En endurant les risques et périls d’une hybridation inéluctable, fatale
On peut se demander pourquoi la pureté est plus valorisée que le mélange. Elle est rare, fragile, incertaine, indémontrable, si exceptionnelle qu’il vaudrait mieux parler de fantasme de pureté, plutôt que de considération réelle. Elle oblige à un perpétuel travail de nettoyage, de récurage, d’élimination, voire de dénonciation ou de haine. C’est épuisant, interminable, et pourtant on n’arrive pas à s’en débarrasser, elle reste une perspective, un idéal qui s’impose en de nombreux lieux et circonstances. L’impureté n’est pas quelque chose qui se décide ou s’accepte, elle vient d’elle-même. Elle s’impose dans l’obscurité, la peine, parfois l’aveuglement. En la désignant d’un autre nom, par exemple hybridité, on la domestique.
Dans La Mouche de David Cronenberg (1988), Seth Brundle, brillant scientifique, s’est donné pour objectif de déplacer des objets par téléportation, sans les modifier ni les transformer en aucune façon. Il s’agit de les conserver tels quels, inchangés, identiques à eux-mêmes, dans leur pureté. L’accident arrive quand il fait la tentative de se téléporte lui-même : une mouche s’introduit dans son code génétique et le transforme peu à peu en créature immonde, répugnante, violente. Dans cette hybridation homme/animal, l’animal triomphe et détruit l’humain. Fécondée après la contamination, sa petite amie Veronica Quaife n’a pas d’autre ressource que d’avorter. Dans ce film l’hybridation est présentée comme une tragédie, une catastrophe. Elle détruit tout en l’homme : sa culture, sa langue, sa maîtrise et aussi sa beauté. Elle est pire qu’un mal, c’est un mal radical. Le film est la contrepartie du fantasme de pureté.

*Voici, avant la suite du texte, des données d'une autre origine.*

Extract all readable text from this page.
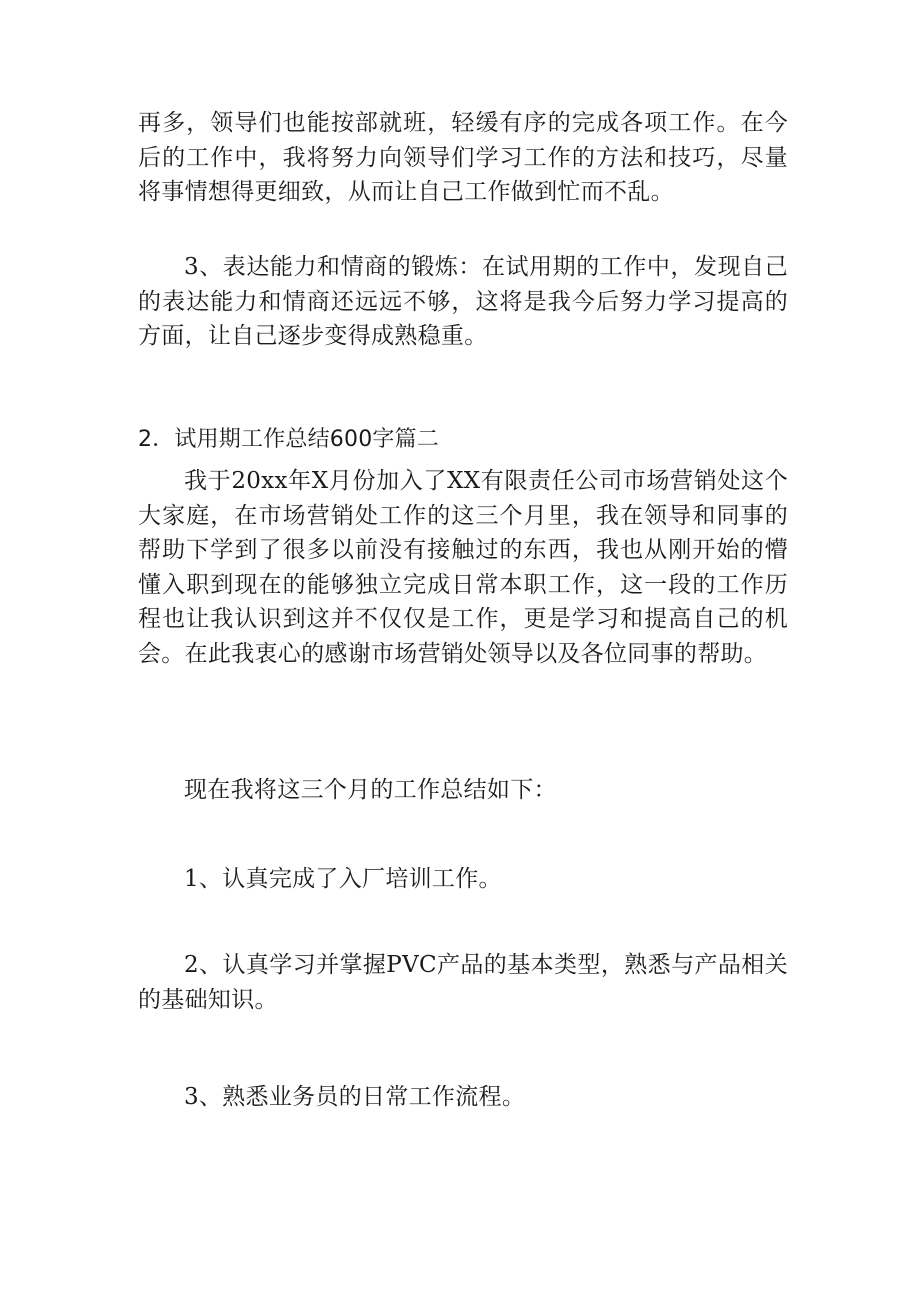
再多，领导们也能按部就班，轻缓有序的完成各项工作。在今后的工作中，我将努力向领导们学习工作的方法和技巧，尽量将事情想得更细致，从而让自己工作做到忙而不乱。

3、表达能力和情商的锻炼：在试用期的工作中，发现自己的表达能力和情商还远远不够，这将是我今后努力学习提高的方面，让自己逐步变得成熟稳重。

2．试用期工作总结600字篇二

我于20xx年X月份加入了XX有限责任公司市场营销处这个大家庭，在市场营销处工作的这三个月里，我在领导和同事的帮助下学到了很多以前没有接触过的东西，我也从刚开始的懵懂入职到现在的能够独立完成日常本职工作，这一段的工作历程也让我认识到这并不仅仅是工作，更是学习和提高自己的机会。在此我衷心的感谢市场营销处领导以及各位同事的帮助。

现在我将这三个月的工作总结如下：

1、认真完成了入厂培训工作。

2、认真学习并掌握PVC产品的基本类型，熟悉与产品相关的基础知识。

3、熟悉业务员的日常工作流程。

Il en va autrement, par exemple, dans Le Règne Animal (Thomas Cailley, 2023), où l’hybridation, vécue d’abord comme une catastrophe, peut être acceptée par curiosité, empathie ou même amour. Les mutants se savent différents, ils s’interrogent sur leur identité et finissent par s’adapter au mode de vie que leur constitution exige désormais. Les non-mutants peuvent les considérer comme des ennemis ou des êtres de compromis avec lesquels entrer en relation.